La falaise de Sénèque : la descente énergétique plus rapide que l’ascension ?

La falaise de Sénèque : la descente énergétique plus rapide que l’ascension ?

Ceci est un modeste complément rebondissant sur les réflexions d’Ugo Bardi sur l’effet Sénèque : la descente plus rapide que l’ascension, la destruction plus rapide que la construction. Ce n’est que l’exploration d’hypothèses (toutes pouvant se voir invalidées). La conclusion tentera une sortie positive, bien qu’en évoquant des banalités.

Cet article fut initialement motivé par les annonces du Mexique et de l’Indonésie de cesser respectivement leurs exportations de pétrole et de charbon, à des fins de souveraineté énergétique. Certains experts sont sceptiques que le Mexique puisse y parvenir à court terme en raison de ses capacités limitées de raffinage. Mais au-delà des détails, ces annonces s’inscrivent potentiellement dans une tendance plus globale où les pays exportateurs préserveront leurs ressources pour eux-mêmes (pour approvisionner leurs populations en énergie, pour palier le stress hydrique, pour s’adapter au dérèglement climatique etc.). Notamment à mesure qu’ils franchissent leurs pics de production.

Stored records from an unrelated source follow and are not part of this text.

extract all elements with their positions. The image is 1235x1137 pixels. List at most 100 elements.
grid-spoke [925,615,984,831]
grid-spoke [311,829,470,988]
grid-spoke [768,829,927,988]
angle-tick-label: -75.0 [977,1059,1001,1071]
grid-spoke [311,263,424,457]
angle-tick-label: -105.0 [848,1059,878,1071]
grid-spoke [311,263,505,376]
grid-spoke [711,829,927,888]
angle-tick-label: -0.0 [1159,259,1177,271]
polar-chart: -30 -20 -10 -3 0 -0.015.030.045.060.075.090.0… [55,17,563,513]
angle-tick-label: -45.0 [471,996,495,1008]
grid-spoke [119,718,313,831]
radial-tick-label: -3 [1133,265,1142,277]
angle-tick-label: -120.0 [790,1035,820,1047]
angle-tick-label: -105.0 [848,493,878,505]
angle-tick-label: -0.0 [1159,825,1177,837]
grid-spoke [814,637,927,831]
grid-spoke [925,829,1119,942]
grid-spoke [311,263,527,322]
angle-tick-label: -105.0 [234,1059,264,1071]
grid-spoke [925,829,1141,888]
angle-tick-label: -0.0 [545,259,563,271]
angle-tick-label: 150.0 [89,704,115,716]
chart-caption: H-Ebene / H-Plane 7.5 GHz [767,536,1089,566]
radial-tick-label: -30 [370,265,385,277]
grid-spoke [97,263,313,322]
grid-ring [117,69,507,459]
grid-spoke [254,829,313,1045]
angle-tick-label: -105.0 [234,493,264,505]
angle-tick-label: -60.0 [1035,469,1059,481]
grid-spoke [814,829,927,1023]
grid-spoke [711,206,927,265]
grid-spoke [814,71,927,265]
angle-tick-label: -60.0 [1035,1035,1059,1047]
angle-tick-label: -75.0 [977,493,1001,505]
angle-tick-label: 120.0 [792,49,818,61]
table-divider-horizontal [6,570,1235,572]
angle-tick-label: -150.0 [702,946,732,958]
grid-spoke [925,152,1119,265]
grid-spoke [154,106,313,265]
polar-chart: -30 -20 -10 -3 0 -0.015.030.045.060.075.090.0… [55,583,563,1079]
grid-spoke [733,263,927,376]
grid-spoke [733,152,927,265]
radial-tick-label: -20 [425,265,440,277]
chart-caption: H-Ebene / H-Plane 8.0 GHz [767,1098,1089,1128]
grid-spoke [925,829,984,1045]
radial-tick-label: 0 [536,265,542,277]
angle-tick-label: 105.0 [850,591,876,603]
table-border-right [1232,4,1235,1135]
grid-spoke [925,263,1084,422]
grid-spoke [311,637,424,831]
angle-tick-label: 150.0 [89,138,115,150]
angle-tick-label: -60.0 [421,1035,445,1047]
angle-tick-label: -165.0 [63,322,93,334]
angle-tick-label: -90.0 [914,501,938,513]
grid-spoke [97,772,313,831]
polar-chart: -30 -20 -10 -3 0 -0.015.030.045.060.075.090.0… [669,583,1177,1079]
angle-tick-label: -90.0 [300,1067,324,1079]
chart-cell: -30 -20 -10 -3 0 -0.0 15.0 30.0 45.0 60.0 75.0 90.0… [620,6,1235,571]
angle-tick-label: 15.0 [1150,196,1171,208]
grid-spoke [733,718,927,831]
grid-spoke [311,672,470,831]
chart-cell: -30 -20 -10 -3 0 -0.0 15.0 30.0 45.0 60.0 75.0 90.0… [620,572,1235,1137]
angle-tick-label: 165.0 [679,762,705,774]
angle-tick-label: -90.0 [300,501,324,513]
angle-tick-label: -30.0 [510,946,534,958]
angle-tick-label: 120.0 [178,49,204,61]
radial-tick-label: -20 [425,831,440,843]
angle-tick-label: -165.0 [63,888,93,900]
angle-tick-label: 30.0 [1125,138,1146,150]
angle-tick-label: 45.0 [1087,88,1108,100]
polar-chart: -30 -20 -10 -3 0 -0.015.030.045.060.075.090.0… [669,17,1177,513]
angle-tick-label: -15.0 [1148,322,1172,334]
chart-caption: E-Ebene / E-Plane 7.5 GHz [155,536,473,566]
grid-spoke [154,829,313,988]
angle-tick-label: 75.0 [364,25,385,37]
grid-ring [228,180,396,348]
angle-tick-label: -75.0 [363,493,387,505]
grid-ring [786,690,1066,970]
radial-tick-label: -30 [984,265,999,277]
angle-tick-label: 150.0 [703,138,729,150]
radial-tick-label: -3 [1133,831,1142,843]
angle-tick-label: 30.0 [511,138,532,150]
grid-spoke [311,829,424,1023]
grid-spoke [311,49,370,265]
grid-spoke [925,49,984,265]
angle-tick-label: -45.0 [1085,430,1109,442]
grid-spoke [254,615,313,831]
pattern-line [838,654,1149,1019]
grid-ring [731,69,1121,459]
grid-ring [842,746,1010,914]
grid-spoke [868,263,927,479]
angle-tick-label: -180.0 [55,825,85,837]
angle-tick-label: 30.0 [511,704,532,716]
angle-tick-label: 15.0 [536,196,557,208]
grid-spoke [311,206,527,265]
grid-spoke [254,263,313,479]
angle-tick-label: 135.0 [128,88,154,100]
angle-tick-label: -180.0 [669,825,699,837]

Et les pays importateurs, comme nous, l’auront dans l’baba (je découvre par la même occasion ce morceau très étrange d’Henri Salvador). Le post-colonialisme occidental n’y pourra rien : il est de toute façon en voie de disparition à mesure que la Chine prend le dessus, que les nations gagnent en indépendance, et que l’Europe se voit reléguée au rang de petite péninsule surpeuplée d’Eurasie.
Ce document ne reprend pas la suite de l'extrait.